Ideally, I would call glBindFramebuffer (binding my XrFramebuffer) and render the frame using OpenGL into it. That way the frame is in OpenXR. In OpenXR, I'll define I want to render it on a plane in 3D space.

It is work in progress and I am new to this repo, please be patient if I commit or say something stupid.

twaik commented 4 months ago

First, I need to figure out how the rendering in this project works.

I explained where exactly Surface is being used so I can explain rendering process too. Renderer is pretty much simple. Right after initialisation of itself X server starts renderer initialisation. It gets jmethodIDs of some Surface related functions, prepares GLDisplay and primitive GLContext and does some checks (to determine if device supports sampling AHardwareBuffer in RGBA and BGRA formats) and creates AHardwareBuffer for root window (if it is supported). After initialisation X server waits for Activity connection. When activity is connected it sends Surface and related data. Renderer initialises new GLContext based on this Surface (in ANativeWindow shape), creates shader and textures for root window and cursor and allows X server draw on there. When server wants to draw screen or cursor is being changed/moved renderer uses shader to draw both root window and cursor textures on current GLSurface and invokes eglSwapBuffers. In the case if device supports sampling AHardwareBuffer of required type root window texture is created with eglGetNativeClientBufferANDROID+eglCreateImageKHR+glEGLImageTargetTexture2DOES, otherwise it is created with simple glTexImage2D and being updated with glTexSubImage2D. Cursor texture is updated with glTexImage2D because I did not meet animated hi-res cursors. But that can be fixed.
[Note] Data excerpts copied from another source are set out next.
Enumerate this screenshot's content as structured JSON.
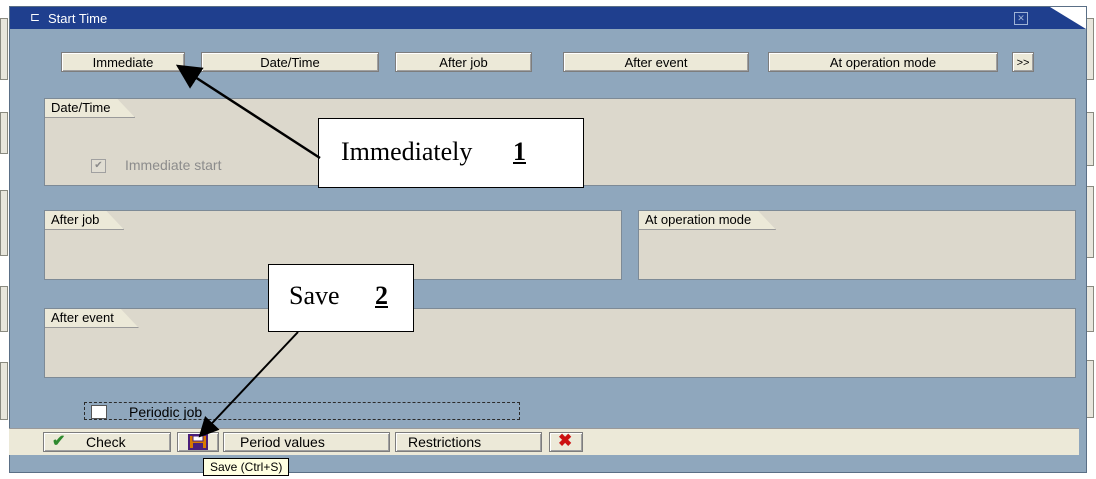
{
  "window": {
    "title": "Start Time"
  },
  "tabs": [
    {
      "label": "Immediate"
    },
    {
      "label": "Date/Time"
    },
    {
      "label": "After job"
    },
    {
      "label": "After event"
    },
    {
      "label": "At operation mode"
    },
    {
      "label": ">>"
    }
  ],
  "groups": {
    "datetime": {
      "label": "Date/Time",
      "checkbox_label": "Immediate start"
    },
    "after_job": {
      "label": "After job"
    },
    "operation_mode": {
      "label": "At operation mode"
    },
    "after_event": {
      "label": "After event"
    }
  },
  "periodic": {
    "label": "Periodic job"
  },
  "toolbar": {
    "check_label": "Check",
    "period_values_label": "Period values",
    "restrictions_label": "Restrictions"
  },
  "tooltip": "Save   (Ctrl+S)",
  "callouts": {
    "immediately": {
      "text": "Immediately",
      "num": "1"
    },
    "save": {
      "text": "Save",
      "num": "2"
    }
  },
  "colors": {
    "title_bar": "#1f3f8e",
    "window_bg": "#8fa7bd",
    "group_bg": "#dcd8cc",
    "check_icon": "#2f8a2f",
    "cancel_icon": "#cc1111",
    "save_icon": "#d97a00"
  },
  "icons": [
    "window-icon",
    "close-icon",
    "check-icon",
    "save-icon",
    "cancel-icon"
  ]
}
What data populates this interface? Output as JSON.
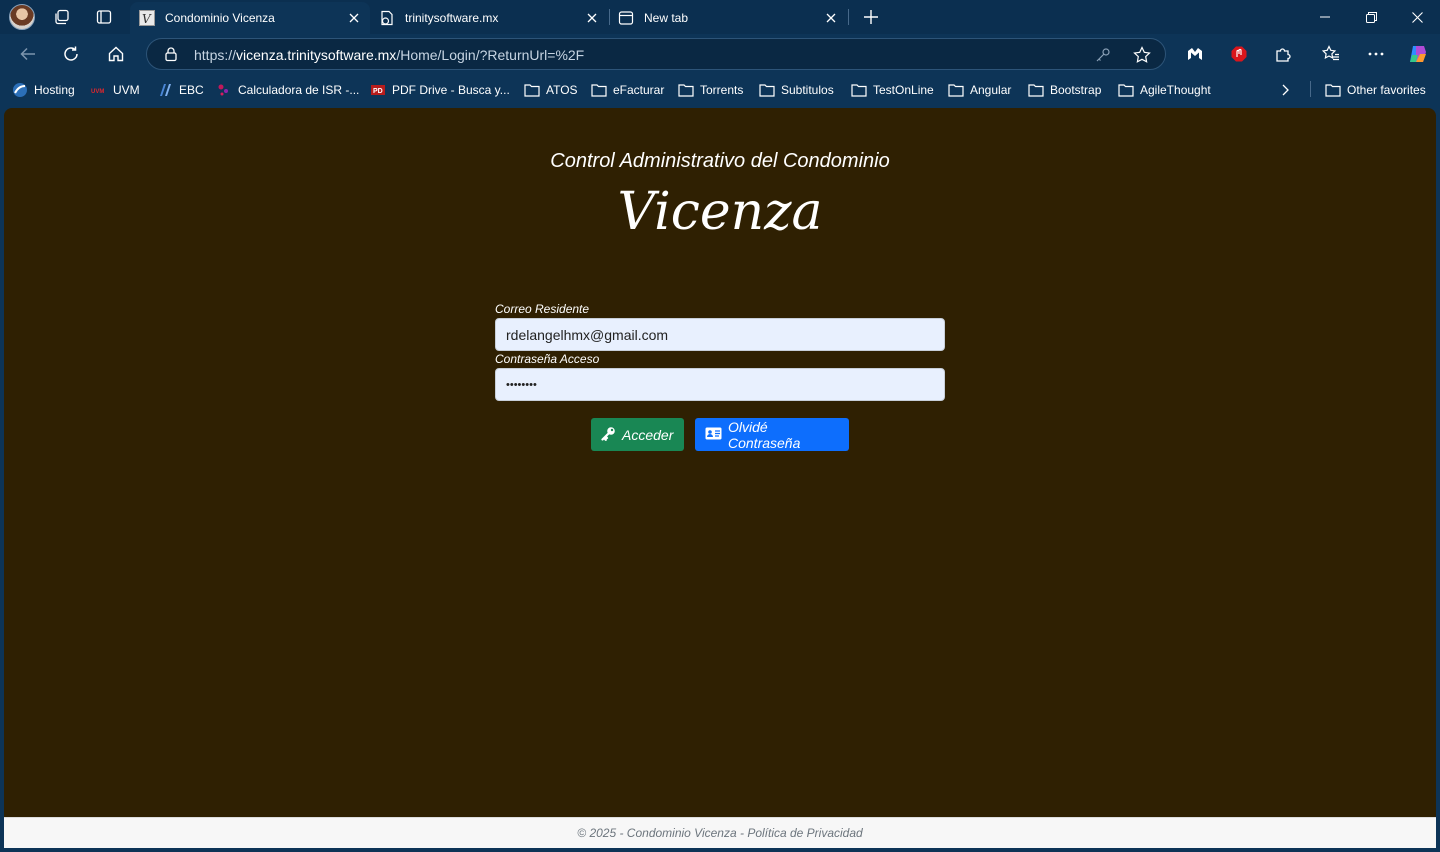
{
  "browser": {
    "tabs": [
      {
        "label": "Condominio Vicenza",
        "active": true
      },
      {
        "label": "trinitysoftware.mx",
        "active": false
      },
      {
        "label": "New tab",
        "active": false
      }
    ],
    "address": {
      "scheme": "https://",
      "host": "vicenza.trinitysoftware.mx",
      "path": "/Home/Login/?ReturnUrl=%2F"
    },
    "bookmarks": [
      {
        "label": "Hosting",
        "icon": "hosting-icon"
      },
      {
        "label": "UVM",
        "icon": "uvm-icon"
      },
      {
        "label": "EBC",
        "icon": "ebc-icon"
      },
      {
        "label": "Calculadora de ISR -...",
        "icon": "calculator-site-icon"
      },
      {
        "label": "PDF Drive - Busca y...",
        "icon": "pdf-drive-icon"
      },
      {
        "label": "ATOS",
        "icon": "folder-icon"
      },
      {
        "label": "eFacturar",
        "icon": "folder-icon"
      },
      {
        "label": "Torrents",
        "icon": "folder-icon"
      },
      {
        "label": "Subtitulos",
        "icon": "folder-icon"
      },
      {
        "label": "TestOnLine",
        "icon": "folder-icon"
      },
      {
        "label": "Angular",
        "icon": "folder-icon"
      },
      {
        "label": "Bootstrap",
        "icon": "folder-icon"
      },
      {
        "label": "AgileThought",
        "icon": "folder-icon"
      }
    ],
    "other_favorites": "Other favorites"
  },
  "page": {
    "subtitle": "Control Administrativo del Condominio",
    "brand": "Vicenza",
    "email_label": "Correo Residente",
    "email_value": "rdelangelhmx@gmail.com",
    "password_label": "Contraseña Acceso",
    "password_value": "••••••••",
    "login_button": "Acceder",
    "forgot_button": "Olvidé Contraseña",
    "footer_text": "© 2025 - Condominio Vicenza - ",
    "footer_link": "Política de Privacidad"
  },
  "colors": {
    "page_background": "#2f2002",
    "login_button": "#198754",
    "forgot_button": "#0d6efd",
    "browser_chrome": "#0d3457"
  }
}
Actually this process is pretty much simple. You can reimplement the whole thing in pure vulkan and integrate it to your OpenXR related code.

But. I am not sure why OpenXR context is initialized with JavaVM and global reference of Activity. So I am not sure if it can run completely in X server process. I think I will understand it better in the case you elaborate how exactly that works.
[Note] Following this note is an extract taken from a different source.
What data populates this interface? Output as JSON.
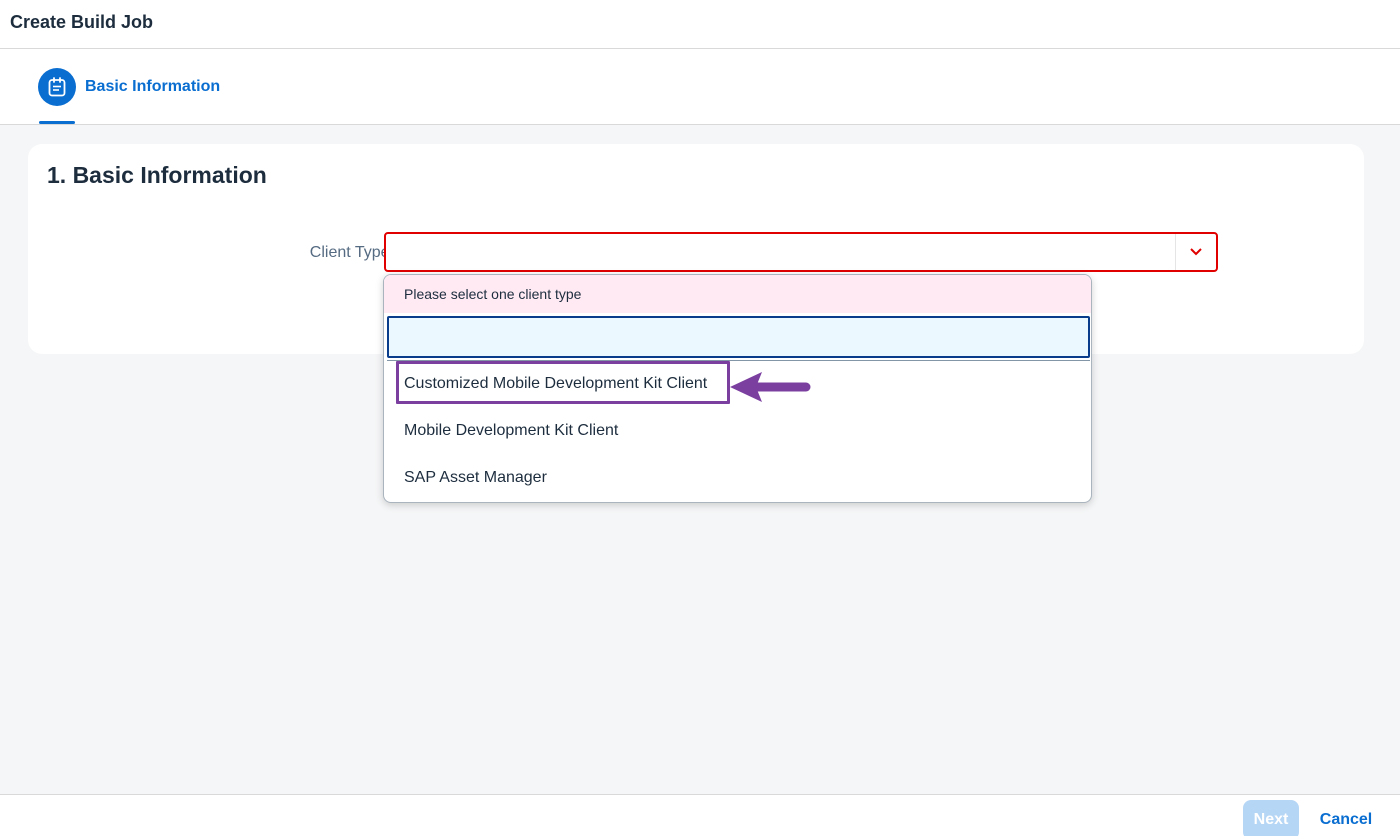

lvonasek commented 4 months ago

I explained where exactly Surface is being used so I can explain rendering process too. ...

Thank you, this is very helpful.

But. I am not sure why OpenXR context is initialized with JavaVM and global reference of Activity. So I am not sure if it can run completely in X server process. I think I will understand it better in the case you elaborate how exactly that works.
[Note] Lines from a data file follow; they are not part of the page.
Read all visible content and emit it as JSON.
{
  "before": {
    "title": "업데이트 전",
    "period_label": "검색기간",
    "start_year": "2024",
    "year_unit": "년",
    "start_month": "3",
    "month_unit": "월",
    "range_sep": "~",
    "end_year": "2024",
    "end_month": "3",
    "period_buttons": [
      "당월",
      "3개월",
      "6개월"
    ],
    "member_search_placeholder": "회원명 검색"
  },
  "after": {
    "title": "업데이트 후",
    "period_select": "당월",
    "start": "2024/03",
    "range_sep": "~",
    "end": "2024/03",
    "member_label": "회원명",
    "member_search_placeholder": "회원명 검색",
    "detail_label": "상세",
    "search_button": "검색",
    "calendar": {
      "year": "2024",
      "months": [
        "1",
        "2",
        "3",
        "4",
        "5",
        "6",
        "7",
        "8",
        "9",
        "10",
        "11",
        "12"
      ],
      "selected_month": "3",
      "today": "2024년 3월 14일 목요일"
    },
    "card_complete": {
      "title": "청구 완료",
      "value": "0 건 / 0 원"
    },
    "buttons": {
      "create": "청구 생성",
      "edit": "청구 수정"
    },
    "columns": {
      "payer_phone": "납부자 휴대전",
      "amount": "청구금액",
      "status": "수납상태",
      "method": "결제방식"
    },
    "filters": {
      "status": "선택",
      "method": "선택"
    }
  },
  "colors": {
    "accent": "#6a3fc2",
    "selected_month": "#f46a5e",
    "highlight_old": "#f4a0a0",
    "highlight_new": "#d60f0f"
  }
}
For JavaVM I found nowhere any info why is it required. The activity itself is needed for app lifecycle (listening to onWindowFocusChange, onPause and onResume events). I try to elaborate but I am really not good at explaining:

AR/VR headsets have two app modes: 2D (Android apps flying in 3D space) and immersive OpenXR mode. In immersive mode the app cannot render anything using Android API. The only way to show something on screen is OpenGL/Vulkan. Meta recently added support for hybrid apps where you can switch between 2D and XR activity.

I added hybrid app support into this PR and trigger OpenXR runtime only if the app is running on a headset. The final APK will run on regular Android and XR headset(s). Currently it is under construction but in the future I would like to start XR only if the XServer is running (currently there is no way in the headset to go into the preferences or open help page).

beef-ox commented 4 months ago

@lvonasek

With all due respect, I would rather not lose the ability to render as a 2D app on the Quest's home launcher when the x server is displaying 2D content. There should be no need to do that.

x11 is a very important and well-understood protocol. If you want to implement Quest support, I don't think you should be creating a custom, made by you 3D environment to reproject onto, from which all further users of Termux:x11 will then be forced into using, over the Quest's multi-tasking launcher which lets you have 3 2D apps side by side; perfect for my programming workflow for example (and many others)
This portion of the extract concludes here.